Flinx took the opportunity to examine the section of tunnel they had retreated to. It wasn’t so much a room or chamber here as it was a slight enlargement of the tunnel proper. Possibly the engravings set into the walls and ceiling were a touch more elaborate, a bit more plentiful. Three meters on, the tunnel assumed its normal dimensions, and a couple of meters beyond that the smooth walls ended in a dam of collapsed stone and rock. Despite Hasboga’s assurances, it was clear that the Alaspinian temple was not invulnerable.

She noticed the direction of his gaze and said with a certain amount of enthusiasm, “We’ve been drilling and clearing this section, as you can see. We’re trying to find out where this tunnel goes. I’ve studied thousands of temple schematics, and this tunnel has no counterpart in any of them that I’ve been able to discover. Also, those Alaspinian temples that do have passageways or tunnels have them laid out with sharp angles, regular and precise, all heading toward definite destinations. Usually they lead to other structures. This one makes no sense. It just sort of winds off uncertainly to no place. Compared to your usual Alaspinian road or passage, this one’s constructed like somebody’s small intestine.”

“What do you expect to find at the end of it?” Flinx asked her.

She shrugged and smiled hopefully. “Storeroom, if we’re lucky. Iridium temple masks, city treasury, anything else valuable the Mimmisompo priests wanted to hide and protect. Maybe even a religious scepter. They usually used crysorillium, and sapphire to decorate those scepters. Might even have some opalized diamonds.”

“No doubt all of great scientific value,” mused Flinx.

She threw him a warning look. “Don’t criticize, Flinx, until you’ve had to spend ten years on useless projects presided over by pompous asses with well-connected parents. Remember, I’d rather be doing some worthwhile research on my home planet. For me, this is a means to an end.”

“Sorry,” Flinx admitted. “I was—”

September broke in. “Apologies later, lad,” he declared, rolling over to take up the trigger of the Mark Twenty. Angry hoots were drifting up the tunnel toward them. “Here they come again.”

But the big man’s concern was premature. The hooting came no nearer, though it continued not far from them.

September peered over the top of the shielding wall. “Probably having a final, violent disagreement over tactics,” he theorized pleasantly. The hooting grew louder, and Flinx thought he heard sounds of fighting.
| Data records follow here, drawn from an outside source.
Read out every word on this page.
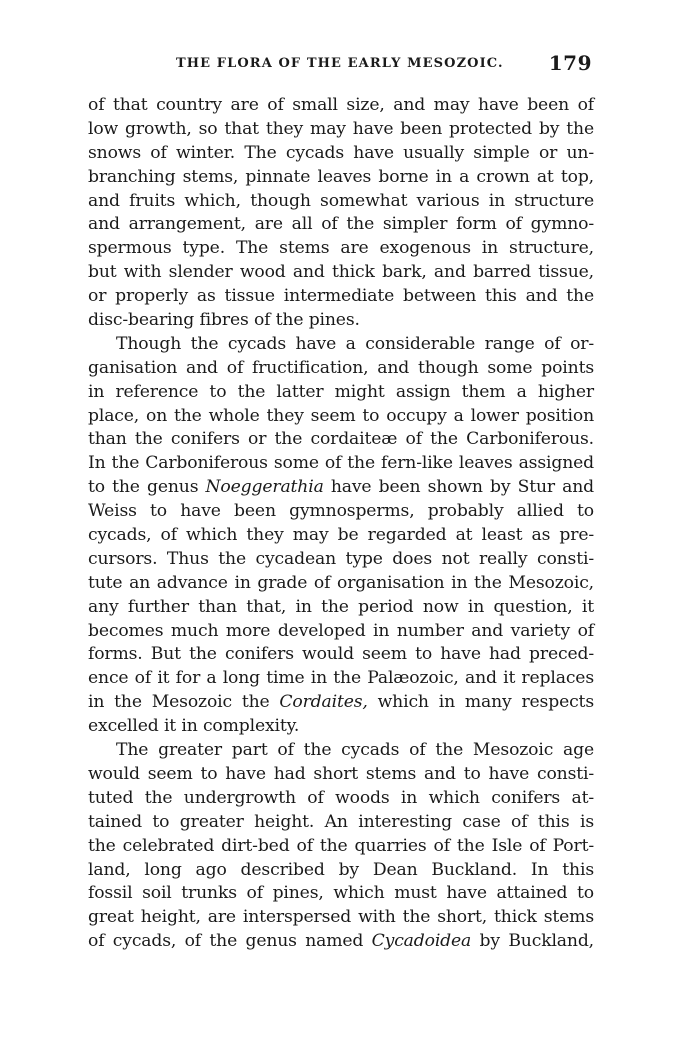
THE FLORA OF THE EARLY MESOZOIC. 179
of that country are of small size, and may have been of
low growth, so that they may have been protected by the
snows of winter. The cycads have usually simple or un-
branching stems, pinnate leaves borne in a crown at top,
and fruits which, though somewhat various in structure
and arrangement, are all of the simpler form of gymno-
spermous type. The stems are exogenous in structure,
but with slender wood and thick bark, and barred tissue,
or properly as tissue intermediate between this and the
disc-bearing fibres of the pines.
Though the cycads have a considerable range of or-
ganisation and of fructification, and though some points
in reference to the latter might assign them a higher
place, on the whole they seem to occupy a lower position
than the conifers or the cordaiteæ of the Carboniferous.
In the Carboniferous some of the fern-like leaves assigned
to the genus Noeggerathia have been shown by Stur and
Weiss to have been gymnosperms, probably allied to
cycads, of which they may be regarded at least as pre-
cursors. Thus the cycadean type does not really consti-
tute an advance in grade of organisation in the Mesozoic,
any further than that, in the period now in question, it
becomes much more developed in number and variety of
forms. But the conifers would seem to have had preced-
ence of it for a long time in the Palæozoic, and it replaces
in the Mesozoic the Cordaites, which in many respects
excelled it in complexity.
The greater part of the cycads of the Mesozoic age
would seem to have had short stems and to have consti-
tuted the undergrowth of woods in which conifers at-
tained to greater height. An interesting case of this is
the celebrated dirt-bed of the quarries of the Isle of Port-
land, long ago described by Dean Buckland. In this
fossil soil trunks of pines, which must have attained to
great height, are interspersed with the short, thick stems
of cycads, of the genus named Cycadoidea by Buckland,
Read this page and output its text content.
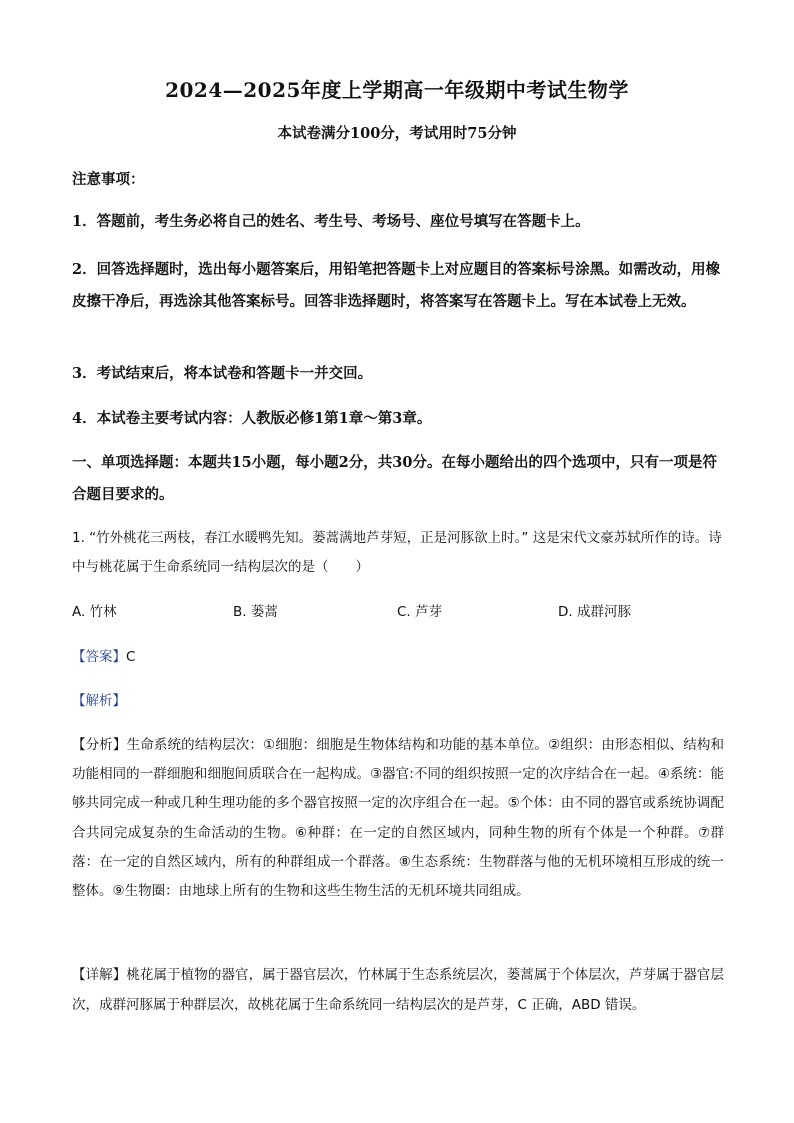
2024—2025年度上学期高一年级期中考试生物学
本试卷满分100分，考试用时75分钟
注意事项：
1．答题前，考生务必将自己的姓名、考生号、考场号、座位号填写在答题卡上。
2．回答选择题时，选出每小题答案后，用铅笔把答题卡上对应题目的答案标号涂黑。如需改动，用橡皮擦干净后，再选涂其他答案标号。回答非选择题时，将答案写在答题卡上。写在本试卷上无效。
3．考试结束后，将本试卷和答题卡一并交回。
4．本试卷主要考试内容：人教版必修1第1章～第3章。
一、单项选择题：本题共15小题，每小题2分，共30分。在每小题给出的四个选项中，只有一项是符合题目要求的。
1. “竹外桃花三两枝，春江水暖鸭先知。蒌蒿满地芦芽短，正是河豚欲上时。” 这是宋代文豪苏轼所作的诗。诗中与桃花属于生命系统同一结构层次的是（　　）
A. 竹林	B. 蒌蒿	C. 芦芽	D. 成群河豚
【答案】C
【解析】
【分析】生命系统的结构层次：①细胞：细胞是生物体结构和功能的基本单位。②组织：由形态相似、结构和功能相同的一群细胞和细胞间质联合在一起构成。③器官:不同的组织按照一定的次序结合在一起。④系统：能够共同完成一种或几种生理功能的多个器官按照一定的次序组合在一起。⑤个体：由不同的器官或系统协调配合共同完成复杂的生命活动的生物。⑥种群：在一定的自然区域内，同种生物的所有个体是一个种群。⑦群落：在一定的自然区域内，所有的种群组成一个群落。⑧生态系统：生物群落与他的无机环境相互形成的统一整体。⑨生物圈：由地球上所有的生物和这些生物生活的无机环境共同组成。
【详解】桃花属于植物的器官，属于器官层次，竹林属于生态系统层次，蒌蒿属于个体层次，芦芽属于器官层次，成群河豚属于种群层次，故桃花属于生命系统同一结构层次的是芦芽，C 正确，ABD 错误。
“Sounds like they’re plenty angry at one another. Good! A couple of the warrior-primes are squabbling. They might end up fighting each other. Otoids have short tempers. It’s been known to happen.”

Hasboga nodded confirmation. “A few reports of natives attacking miners and outposts and ending up by massacring each other have been substantiated.” She looked almost excited. “The only thing the Otoids hate worse than themselves are human or thranx interlopers. We might have a chance!”

“Lopers, mopers, lazy daze,” came a high-pitched verse from behind them. “Moping, moping, eating maize . . . oh say can you see the canticle me.”

September glanced briefly back at Ab. The alien was amusing himself at the far end of the excavation by juggling rocks with his four hands. Something struck the giant, and he eyed Flinx appraisingly.

“How about sending out your property as a decoy? It would tell us if they’re too busy with each other to bother us.” He hurried on before Flinx could reply. “There’s a chance the Otoid will be so fascinated by him that they’ll take him for a prize—he’s got four eyes, to our two apiece—and they’ll leave without risking any more dead.”

“No,” an angry Flinx replied. He said it firmly, so that there would be no mistake about it.

That did not keep September from arguing. “Why not, lad? You’ve admitted he’s a burden on you. He’s obviously madder than a bloodhyper and no good to anyone, and he might even slip through, depending on how many shafts he can take.”

“Ab,” Flinx responded very slowly, “is an intelligent creature.”

September snorted. “It might save our lives.”

“He’s completely helpless,” Flinx continued tightly, “totally dependent on our judgment. Furthermore, Ab trusts me. I wouldn’t send him out there”—he gestured down the tunnel—“any more than I would a crippled cat.”

“I was afraid of that.” September sighed, looking over at Hasboga. “Our young lad is an idealist.”